In Blackburn, some councillors were still relying on the tried and tested formula to get elected.

Some of the same Labour councillors who praised the Blackburn MP Jack Straw after he led the country into the Iraq war in 2005 were hoping people would vote out of habit again. 

One councillor shared a video with the former Foreign Secretary and was immediately criticised. Talk about not being able to read the room.

The simple question many Labour party members could not answer was – 'Why are you standing for a party that has not done enough to call out the massacres in Gaza?'.

It was a question that was being heard on the doorsteps in predominantly South Asian areas.

People were recording and sharing their experiences with Labour canvassers. In one exchange a mufti (religious leader) told of how he had little choice to tell Labour members of his disdain over the issue.

I got told it was becoming almost ‘embarrassing’ to be associated with the Labour Party.

I could find only a handful of people from a Muslim background who would openly share their association with the party. 

Blame videos, blame social media but the fact is people will vote when they feel aggrieved at not being listened to. 

Yet, the Independents did run a slick campaign at times in Blackburn, with some candidates choosing to ignore the wider issue over Gaza, and asking residents what they could do to make their communities a better place to live.

I am sorry to say, but some politicians also tend to be very patronising to some voters.
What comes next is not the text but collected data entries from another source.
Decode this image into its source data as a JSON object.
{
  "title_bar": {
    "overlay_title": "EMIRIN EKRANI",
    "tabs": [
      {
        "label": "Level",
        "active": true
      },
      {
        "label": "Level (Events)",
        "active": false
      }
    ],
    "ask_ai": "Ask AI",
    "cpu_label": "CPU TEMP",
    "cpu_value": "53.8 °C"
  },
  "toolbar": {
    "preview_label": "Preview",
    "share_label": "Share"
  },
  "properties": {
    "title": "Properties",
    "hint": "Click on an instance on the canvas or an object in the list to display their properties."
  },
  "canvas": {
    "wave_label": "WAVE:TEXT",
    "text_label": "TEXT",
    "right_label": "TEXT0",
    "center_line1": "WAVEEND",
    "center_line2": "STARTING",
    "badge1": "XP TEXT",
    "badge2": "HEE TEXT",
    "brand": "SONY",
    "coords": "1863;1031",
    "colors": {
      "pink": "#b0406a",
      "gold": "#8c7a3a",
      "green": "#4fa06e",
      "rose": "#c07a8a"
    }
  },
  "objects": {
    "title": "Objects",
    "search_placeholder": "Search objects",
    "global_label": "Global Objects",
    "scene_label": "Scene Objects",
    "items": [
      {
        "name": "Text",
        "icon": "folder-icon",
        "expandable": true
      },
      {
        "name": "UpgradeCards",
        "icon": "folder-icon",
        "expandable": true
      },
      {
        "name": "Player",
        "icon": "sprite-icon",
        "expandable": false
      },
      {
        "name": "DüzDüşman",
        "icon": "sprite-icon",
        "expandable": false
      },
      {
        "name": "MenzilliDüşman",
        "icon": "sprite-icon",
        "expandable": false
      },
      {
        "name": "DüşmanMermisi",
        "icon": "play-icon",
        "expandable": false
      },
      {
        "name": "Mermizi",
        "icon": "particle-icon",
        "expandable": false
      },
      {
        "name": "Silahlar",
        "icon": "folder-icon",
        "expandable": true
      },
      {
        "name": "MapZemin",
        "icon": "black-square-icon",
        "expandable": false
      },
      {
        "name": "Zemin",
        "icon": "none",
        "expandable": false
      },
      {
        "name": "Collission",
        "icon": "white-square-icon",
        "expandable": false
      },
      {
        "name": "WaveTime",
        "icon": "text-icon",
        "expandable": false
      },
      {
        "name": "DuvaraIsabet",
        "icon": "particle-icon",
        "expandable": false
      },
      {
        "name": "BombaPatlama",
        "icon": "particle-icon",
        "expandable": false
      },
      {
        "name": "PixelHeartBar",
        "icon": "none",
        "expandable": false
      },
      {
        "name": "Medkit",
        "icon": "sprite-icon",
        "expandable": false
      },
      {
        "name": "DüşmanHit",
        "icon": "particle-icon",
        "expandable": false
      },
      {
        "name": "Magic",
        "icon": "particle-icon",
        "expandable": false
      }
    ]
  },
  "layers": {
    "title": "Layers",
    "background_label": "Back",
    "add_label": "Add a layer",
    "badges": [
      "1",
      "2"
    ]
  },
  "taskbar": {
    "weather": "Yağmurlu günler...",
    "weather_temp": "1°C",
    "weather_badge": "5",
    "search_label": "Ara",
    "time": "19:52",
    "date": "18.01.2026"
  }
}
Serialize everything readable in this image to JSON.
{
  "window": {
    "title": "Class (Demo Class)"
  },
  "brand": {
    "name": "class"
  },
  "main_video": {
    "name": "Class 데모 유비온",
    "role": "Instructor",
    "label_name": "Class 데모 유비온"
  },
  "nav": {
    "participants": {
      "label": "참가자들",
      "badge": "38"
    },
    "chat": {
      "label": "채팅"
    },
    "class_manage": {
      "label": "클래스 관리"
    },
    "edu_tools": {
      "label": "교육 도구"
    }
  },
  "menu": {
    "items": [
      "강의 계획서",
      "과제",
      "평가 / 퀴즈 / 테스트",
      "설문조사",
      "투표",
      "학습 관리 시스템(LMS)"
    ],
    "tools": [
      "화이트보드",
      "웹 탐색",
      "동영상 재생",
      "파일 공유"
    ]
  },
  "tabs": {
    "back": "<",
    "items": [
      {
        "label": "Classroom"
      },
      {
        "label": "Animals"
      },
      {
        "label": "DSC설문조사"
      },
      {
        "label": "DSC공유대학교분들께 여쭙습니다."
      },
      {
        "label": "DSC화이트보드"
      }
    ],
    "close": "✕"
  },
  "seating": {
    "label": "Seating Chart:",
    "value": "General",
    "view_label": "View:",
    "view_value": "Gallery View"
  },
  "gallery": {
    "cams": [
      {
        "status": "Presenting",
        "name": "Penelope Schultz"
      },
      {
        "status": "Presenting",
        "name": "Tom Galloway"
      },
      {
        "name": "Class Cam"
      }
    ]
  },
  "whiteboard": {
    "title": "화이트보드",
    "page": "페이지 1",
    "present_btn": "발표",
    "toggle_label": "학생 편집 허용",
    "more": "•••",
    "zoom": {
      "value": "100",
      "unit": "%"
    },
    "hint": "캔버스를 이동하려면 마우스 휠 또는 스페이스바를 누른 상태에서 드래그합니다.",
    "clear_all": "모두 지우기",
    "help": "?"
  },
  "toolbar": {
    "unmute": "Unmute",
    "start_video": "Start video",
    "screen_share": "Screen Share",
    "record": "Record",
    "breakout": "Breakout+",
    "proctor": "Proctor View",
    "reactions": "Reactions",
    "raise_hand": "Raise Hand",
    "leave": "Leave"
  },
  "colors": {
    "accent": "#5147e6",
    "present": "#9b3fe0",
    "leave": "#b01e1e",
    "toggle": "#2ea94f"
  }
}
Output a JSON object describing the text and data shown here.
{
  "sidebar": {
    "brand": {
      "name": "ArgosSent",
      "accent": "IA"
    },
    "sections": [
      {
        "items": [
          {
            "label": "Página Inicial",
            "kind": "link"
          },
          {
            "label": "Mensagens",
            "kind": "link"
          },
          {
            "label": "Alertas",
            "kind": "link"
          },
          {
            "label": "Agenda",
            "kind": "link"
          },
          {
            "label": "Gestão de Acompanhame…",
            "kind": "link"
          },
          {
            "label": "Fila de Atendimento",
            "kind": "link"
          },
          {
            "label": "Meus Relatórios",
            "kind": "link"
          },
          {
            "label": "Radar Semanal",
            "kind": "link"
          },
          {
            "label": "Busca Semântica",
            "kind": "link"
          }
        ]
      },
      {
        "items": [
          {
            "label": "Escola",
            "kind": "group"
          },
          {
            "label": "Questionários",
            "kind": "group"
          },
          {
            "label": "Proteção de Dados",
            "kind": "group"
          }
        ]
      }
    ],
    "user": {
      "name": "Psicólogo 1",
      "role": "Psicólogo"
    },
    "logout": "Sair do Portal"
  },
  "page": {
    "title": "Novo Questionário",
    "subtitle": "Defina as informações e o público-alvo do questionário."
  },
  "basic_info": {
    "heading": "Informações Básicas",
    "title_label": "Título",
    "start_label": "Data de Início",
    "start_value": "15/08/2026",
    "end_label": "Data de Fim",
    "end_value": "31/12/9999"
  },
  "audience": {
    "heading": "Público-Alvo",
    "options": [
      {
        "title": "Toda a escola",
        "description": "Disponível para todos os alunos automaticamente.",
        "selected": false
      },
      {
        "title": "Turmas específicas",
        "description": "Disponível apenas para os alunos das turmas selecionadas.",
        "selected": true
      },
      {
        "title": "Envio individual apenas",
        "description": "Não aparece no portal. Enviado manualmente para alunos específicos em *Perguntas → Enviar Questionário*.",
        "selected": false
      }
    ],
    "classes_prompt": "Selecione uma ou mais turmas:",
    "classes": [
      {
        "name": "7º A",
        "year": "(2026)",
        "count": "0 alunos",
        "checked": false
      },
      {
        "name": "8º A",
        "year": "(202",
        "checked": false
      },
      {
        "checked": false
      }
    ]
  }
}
There is always ‘wider picture’ to look at. Something more important than ‘one issue’, that the voter does not see the benefits of being associated with a mainstream party. 

Labour’s leaflet boasting that people should be wary of voting for someone else, as the ‘Independents would have no real effect on decision making’ must have been written by someone in a soundproof cellar with earphones on, hoping to drown out the noises of discontent.

Anyone saying Labour candidates don’t care about the ongoing bombing of Gaza is wrong. They do, but they failed to show it publicly and that may well have been their undoing. 

It is important to note that whilst some Independents were campaigning on the issue of Gaza, only one councillor, ‘Tiger Patel’ resigned within days of the bombing. Others took weeks to take a similar step.

We also had this tide of ex-Labour canvassers venting their anger at the party and former Labour colleagues which got ugly and nasty.

It was almost as if they were themselves attempting to appease their own ‘guilt’ for having supported the party for so long.

Others had stood for the Conservative Party in the past, despite its national leadership lurching from one crisis to another. Now, the same candidates found themselves wearing an Independent badge and boasting of ‘standing up for Muslims’.

In some cases, people were quick to share lies and misinformation as it was ‘fair game’.

In one video, entitled, ‘Blackburn Labour are lying’ a segment of the Blackburn with Darwen council leader's response to a question over Gaza states ‘he does need votes’ and ‘nor does he care if those gathered ever voted for him again’. 

Anyone who was there, and there many of us who were, know full well what he was talking about and how he wanted to tell the audience that he was attending the event as a human being and not as a politician.

Yet, the words were misconstrued and shared and were also mentioned at rallies, without a second thought.

The general election may be different but local political parties would be foolish to think they can take votes for granted. There is much work to do.